Dr Ferguson agrees that financial and family stress are important to depression levels in teens, but is more skeptical – especially in light of his most recent research – that social media has such a dramatic impact.

‘There’s nothing magical about social media use that makes you depressed or suicidal,’ he says.

Instead, Ferguson says that the way that a person uses social media is more predictive of their mental health than the amount of time they spend on it.

‘If you use social media to ruminate about how bad your life is, well, yeah, it will be associated with negative feelings, but it can also be used to improve self-confidence. [Social media] is neither good nor bad, it’s really about how you use it,’ he says.

Social media posts that fall into that category of vaguebooking typically include no specific information, but use language that is likely to make readers worry that that the poster is in some kind of psychological distress.

Vaguebooking functions essentially like a cry for help – or at least attention – and the study found that young adults that made such posts were more likely to have suicidal thoughts and report feeling lonely.

‘It really may be a risk marker for some real problems,’ says Dr Ferguson. According to his study, people who regularly vaguebook tended to have histrionic, or ‘attention-seeking’ personalities, he says.

Otherwise, ‘if people are turning to social media in order to connect with people, that doesn’t seem to be such a bad thing, or at least it doesn’t necessarily predict suicide ideation,’ he says.

Outside of vaguebooking, there were much stronger correlations in the study between depression or suicidal thoughts and factors like a strained relationships with parents.

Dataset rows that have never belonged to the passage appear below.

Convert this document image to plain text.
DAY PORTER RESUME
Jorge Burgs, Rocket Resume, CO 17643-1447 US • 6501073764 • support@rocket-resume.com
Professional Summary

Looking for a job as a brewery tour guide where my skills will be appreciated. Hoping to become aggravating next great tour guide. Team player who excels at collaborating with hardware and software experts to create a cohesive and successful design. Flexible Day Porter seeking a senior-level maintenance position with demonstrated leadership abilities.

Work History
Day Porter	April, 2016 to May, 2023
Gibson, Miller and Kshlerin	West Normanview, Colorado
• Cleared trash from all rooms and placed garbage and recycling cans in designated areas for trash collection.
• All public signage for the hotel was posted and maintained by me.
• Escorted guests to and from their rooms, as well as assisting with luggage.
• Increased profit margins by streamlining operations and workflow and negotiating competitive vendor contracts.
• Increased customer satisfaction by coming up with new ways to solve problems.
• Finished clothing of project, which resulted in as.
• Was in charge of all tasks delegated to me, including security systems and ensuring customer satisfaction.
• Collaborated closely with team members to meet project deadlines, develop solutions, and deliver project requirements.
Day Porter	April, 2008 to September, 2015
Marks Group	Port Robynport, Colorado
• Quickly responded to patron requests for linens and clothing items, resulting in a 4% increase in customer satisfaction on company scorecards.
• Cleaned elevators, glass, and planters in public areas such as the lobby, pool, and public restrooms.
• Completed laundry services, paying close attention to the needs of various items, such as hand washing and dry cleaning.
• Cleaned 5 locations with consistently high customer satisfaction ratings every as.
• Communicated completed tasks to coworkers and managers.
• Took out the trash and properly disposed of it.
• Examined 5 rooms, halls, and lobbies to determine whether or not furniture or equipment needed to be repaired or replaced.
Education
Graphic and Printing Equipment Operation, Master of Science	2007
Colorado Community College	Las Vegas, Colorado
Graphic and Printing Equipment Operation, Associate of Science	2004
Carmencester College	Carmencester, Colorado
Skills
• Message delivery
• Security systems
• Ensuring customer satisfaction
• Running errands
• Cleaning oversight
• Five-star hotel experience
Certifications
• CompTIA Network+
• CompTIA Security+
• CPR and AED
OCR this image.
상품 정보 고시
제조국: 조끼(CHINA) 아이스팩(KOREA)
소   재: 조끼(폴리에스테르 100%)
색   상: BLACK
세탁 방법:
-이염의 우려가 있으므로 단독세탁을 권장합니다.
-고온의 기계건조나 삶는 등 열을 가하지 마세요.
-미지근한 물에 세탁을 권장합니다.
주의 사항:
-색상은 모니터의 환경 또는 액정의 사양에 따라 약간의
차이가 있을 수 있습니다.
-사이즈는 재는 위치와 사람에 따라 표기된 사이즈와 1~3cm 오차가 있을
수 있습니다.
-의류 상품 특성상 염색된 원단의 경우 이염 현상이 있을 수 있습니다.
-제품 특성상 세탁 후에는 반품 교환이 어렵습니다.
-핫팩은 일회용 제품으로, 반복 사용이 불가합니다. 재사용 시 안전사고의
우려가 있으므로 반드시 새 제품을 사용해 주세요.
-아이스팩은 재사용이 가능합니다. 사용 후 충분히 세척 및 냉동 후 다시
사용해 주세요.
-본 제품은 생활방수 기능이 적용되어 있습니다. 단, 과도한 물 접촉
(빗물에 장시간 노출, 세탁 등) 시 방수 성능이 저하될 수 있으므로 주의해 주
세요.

The authors don’t deny that teen depression and suicide rates and some ways of using social media are worrisome, but Dr Ferguson says that there are ‘broader social structural issues,’ that are resulting in ‘a pervasive pessimism about the way things are going.’

He says that overly broad statements about social media and mental health are doing a ‘disservice.’

‘Every generation has something…for the last generation, it was video games, before that it was rock music and before that Elvis and comic books,’ Dr Ferguson says.

His findings support the idea that ‘media generally is not the thing that generates the big problems in society,’ he says.